On Thursday, a three-judge panel of the Sixth U.S. Circuit Court of Appeals upheld bans on same-sex marriage in Michigan, Ohio, Kentucky and Tennessee – ruling that the bans do not violate the U.S. Constitution’s Equal Protection Clause.

That’s the first time a circuit court has ruled that way on a same-sex marriage case; up until Thursday, every other circuit court – including the Fourth, which covers North Carolina – had struck down gay marriage bans on equal protection grounds.

The Sixth Circuit’s ruling creates a division among judges, which means the U.S. Supreme Court is virtually certain to weigh in at its next opportunity, possibly within a year. (The Supreme Court elected not to hear arguments on the issue earlier this year, but only because there wasn’t a split in the circuits at the time.)

But what does the Sixth Circuit’s ruling mean for North Carolina – where same-sex couples have been filing for, and receiving, marriage licenses for weeks?

Chapel Hill Mayor Mark Kleinschmidt served as an attorney on the case that brought down the same-sex marriage ban here in North Carolina. He’s critical of the ruling – which puts the Sixth Circuit at odds with every other circuit court that’s weighed in – and he says he’s confident that the Supreme Court will overturn it. The Supreme Court currently includes a majority bloc of five justices – Kagan, Sotomayor, Breyer, Ginsburg, and Kennedy – who have consistently ruled in favor of LGBT rights since the mid-1990s in cases like Romer v. Evans, Lawrence v. Texas, and U.S. v. Windsor. (Kagan and Sotomayor, of course, joined the Court more recently.) Supreme Court observers usually identify Anthony Kennedy as a “swing” justice, even a conservative, but he’s actually authored many of the Court’s most pro-LGBT opinions. (And Kleinschmidt says there may be one more step before the Supreme Court: Thursday’s ruling was handed down by a three-judge panel of the Sixth Circuit Court, not by the full court itself, so petitioners may first ask for an “en banc” review by the full court before appealing to the Supremes.)

But the ultimate outcome is still uncertain, of course – and it may become even more uncertain should one of those justices retire in the near future. Compounding the matter is the fact that gay and lesbian couples are getting married in states across the country – including North Carolina – precisely because other judges have struck down their states’ same-sex marriage bans as violations of the Constitution’s Equal Protection Clause.

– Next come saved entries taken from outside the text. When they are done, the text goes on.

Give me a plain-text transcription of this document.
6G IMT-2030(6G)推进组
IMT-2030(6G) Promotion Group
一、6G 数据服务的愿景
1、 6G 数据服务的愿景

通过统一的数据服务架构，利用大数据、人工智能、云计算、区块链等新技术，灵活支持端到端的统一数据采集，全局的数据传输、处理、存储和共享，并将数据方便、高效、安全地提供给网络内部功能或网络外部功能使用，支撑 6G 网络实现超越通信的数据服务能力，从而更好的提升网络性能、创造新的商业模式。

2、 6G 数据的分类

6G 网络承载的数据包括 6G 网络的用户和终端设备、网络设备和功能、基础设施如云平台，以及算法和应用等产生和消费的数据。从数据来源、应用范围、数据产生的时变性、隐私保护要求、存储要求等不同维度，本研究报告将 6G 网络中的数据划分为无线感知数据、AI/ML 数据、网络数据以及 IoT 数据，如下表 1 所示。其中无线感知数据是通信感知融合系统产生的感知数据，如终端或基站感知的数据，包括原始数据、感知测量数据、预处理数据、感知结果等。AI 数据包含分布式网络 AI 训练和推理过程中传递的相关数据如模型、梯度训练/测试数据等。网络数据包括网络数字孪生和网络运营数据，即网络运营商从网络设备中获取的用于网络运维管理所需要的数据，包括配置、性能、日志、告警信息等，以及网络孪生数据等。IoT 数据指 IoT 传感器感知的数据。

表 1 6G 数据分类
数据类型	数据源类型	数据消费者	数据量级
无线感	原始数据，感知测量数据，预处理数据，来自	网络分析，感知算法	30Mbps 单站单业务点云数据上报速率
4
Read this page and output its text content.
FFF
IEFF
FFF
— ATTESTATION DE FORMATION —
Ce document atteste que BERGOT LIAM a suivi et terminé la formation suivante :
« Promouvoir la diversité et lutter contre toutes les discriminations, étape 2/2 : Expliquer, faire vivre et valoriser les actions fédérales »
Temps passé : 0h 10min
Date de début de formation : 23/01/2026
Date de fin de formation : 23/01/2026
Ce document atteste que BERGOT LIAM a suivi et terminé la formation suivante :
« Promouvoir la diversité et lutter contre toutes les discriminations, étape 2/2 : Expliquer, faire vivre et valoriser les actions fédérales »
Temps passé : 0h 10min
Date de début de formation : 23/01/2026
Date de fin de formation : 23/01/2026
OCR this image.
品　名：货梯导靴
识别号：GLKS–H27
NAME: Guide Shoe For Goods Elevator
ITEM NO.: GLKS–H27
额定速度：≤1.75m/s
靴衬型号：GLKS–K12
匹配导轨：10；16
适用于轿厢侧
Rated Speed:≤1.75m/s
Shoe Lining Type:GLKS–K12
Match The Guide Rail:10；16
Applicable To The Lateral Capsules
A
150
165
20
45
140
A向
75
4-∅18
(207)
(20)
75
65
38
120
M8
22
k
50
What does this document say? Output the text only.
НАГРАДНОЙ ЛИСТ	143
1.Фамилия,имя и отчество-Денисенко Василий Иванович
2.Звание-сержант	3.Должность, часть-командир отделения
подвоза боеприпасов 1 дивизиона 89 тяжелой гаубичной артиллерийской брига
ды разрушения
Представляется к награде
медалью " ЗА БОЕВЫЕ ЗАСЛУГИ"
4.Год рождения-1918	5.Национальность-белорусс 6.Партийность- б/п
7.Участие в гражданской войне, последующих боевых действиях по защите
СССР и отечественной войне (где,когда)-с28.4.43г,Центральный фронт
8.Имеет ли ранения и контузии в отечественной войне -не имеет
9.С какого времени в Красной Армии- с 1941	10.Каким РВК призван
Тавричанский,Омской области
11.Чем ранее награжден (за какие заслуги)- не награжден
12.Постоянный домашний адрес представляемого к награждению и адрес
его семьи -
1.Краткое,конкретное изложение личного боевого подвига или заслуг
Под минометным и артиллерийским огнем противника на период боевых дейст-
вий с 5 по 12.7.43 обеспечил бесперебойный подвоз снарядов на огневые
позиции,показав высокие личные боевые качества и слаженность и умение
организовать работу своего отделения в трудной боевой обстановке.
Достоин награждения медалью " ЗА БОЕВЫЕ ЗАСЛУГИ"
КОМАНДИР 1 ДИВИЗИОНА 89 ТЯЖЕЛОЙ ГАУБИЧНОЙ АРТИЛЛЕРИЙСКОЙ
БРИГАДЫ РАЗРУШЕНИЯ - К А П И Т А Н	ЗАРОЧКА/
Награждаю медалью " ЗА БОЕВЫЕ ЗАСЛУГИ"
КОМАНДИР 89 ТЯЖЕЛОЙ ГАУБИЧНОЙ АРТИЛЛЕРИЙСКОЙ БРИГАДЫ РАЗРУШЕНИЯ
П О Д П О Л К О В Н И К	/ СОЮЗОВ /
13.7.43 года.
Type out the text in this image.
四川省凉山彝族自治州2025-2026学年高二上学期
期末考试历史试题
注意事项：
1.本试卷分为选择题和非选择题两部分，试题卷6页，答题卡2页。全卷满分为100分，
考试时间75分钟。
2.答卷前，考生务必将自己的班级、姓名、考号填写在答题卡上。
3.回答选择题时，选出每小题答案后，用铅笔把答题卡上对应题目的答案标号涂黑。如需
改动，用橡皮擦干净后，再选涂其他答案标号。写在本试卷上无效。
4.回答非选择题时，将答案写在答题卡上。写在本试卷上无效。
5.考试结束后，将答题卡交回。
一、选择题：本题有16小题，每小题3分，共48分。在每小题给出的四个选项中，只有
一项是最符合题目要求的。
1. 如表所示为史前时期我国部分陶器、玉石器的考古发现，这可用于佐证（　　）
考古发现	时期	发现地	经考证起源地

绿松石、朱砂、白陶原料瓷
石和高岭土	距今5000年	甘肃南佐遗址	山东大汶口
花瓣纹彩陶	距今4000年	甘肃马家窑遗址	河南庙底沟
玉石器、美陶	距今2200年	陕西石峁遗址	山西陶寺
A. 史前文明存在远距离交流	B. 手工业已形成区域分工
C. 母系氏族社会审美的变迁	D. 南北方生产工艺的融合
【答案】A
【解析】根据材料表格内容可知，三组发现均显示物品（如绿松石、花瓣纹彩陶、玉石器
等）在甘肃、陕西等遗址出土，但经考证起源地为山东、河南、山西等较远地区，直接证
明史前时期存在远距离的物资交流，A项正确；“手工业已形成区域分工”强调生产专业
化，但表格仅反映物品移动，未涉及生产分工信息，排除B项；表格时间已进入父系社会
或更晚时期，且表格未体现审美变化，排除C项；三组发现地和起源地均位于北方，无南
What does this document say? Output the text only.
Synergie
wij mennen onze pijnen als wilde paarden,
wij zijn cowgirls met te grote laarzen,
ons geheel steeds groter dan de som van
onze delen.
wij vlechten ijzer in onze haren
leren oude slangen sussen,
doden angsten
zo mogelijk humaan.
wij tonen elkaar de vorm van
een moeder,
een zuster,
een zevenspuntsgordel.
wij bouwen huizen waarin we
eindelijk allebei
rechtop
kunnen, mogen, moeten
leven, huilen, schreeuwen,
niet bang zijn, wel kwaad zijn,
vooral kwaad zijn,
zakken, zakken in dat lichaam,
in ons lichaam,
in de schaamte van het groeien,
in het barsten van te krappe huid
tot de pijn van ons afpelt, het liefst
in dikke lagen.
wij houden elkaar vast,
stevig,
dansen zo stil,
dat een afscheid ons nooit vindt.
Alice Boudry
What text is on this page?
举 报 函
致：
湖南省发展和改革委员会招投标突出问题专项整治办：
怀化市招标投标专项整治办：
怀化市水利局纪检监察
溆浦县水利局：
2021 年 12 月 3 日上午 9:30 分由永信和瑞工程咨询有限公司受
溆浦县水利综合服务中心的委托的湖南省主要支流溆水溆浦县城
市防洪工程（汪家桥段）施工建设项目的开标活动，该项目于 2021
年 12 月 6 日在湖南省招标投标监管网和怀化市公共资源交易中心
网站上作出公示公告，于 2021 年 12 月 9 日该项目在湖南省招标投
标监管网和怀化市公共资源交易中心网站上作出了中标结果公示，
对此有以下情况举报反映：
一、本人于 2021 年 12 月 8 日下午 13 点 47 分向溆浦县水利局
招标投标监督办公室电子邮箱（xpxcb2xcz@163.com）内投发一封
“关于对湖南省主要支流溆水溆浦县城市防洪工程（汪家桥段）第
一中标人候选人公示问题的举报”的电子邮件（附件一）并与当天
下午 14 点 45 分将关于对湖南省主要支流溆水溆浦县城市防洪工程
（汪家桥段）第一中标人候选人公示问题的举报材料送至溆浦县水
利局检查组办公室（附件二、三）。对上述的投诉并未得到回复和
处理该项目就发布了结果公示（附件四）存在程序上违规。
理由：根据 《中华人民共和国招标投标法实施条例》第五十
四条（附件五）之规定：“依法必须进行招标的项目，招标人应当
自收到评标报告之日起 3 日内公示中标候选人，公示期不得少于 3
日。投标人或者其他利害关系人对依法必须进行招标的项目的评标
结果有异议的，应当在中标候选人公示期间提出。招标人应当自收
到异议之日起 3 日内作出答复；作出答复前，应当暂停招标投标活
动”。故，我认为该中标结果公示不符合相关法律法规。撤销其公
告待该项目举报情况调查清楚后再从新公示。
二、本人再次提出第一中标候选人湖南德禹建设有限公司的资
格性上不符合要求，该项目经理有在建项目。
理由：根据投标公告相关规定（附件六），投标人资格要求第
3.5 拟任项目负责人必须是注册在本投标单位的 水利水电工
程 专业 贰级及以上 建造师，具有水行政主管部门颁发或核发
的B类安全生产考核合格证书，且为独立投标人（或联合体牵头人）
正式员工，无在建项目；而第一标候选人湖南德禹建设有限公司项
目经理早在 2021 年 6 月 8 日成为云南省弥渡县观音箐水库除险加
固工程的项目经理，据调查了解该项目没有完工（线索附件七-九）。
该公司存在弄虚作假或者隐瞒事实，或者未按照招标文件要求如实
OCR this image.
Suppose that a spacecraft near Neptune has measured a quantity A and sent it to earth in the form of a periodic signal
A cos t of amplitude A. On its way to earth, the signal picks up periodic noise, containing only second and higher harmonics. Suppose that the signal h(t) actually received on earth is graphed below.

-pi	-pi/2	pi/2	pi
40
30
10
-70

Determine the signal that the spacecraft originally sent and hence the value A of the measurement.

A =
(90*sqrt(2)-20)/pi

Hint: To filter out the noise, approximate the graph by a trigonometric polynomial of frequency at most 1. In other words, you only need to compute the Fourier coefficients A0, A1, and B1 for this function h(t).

If the Supreme Court should actually rule that the bans do not violate the Constitution, what would that mean for North Carolina? Virginia? Idaho? Kleinschmidt says such a ruling is highly unlikely – but should it come, it would create a “constitutional crisis.” (It would also leave thousands of couples in legal limbo.)

Mark Kleinschmidt spoke with WCHL’s Aaron Keck.

 

Meanwhile in North Carolina, Thom Tillis and Phil Berger have followed through on their pledge to appeal District Court Judge Max Cogburn’s ruling striking down the state’s same-sex marriage ban. They filed that appeal on Thursday, shortly after the Sixth Circuit handed down its ruling. (That appeal, however, goes to the Fourth U.S. Circuit Court of Appeals, which has already ruled that same-sex marriage bans are unconstitutional.)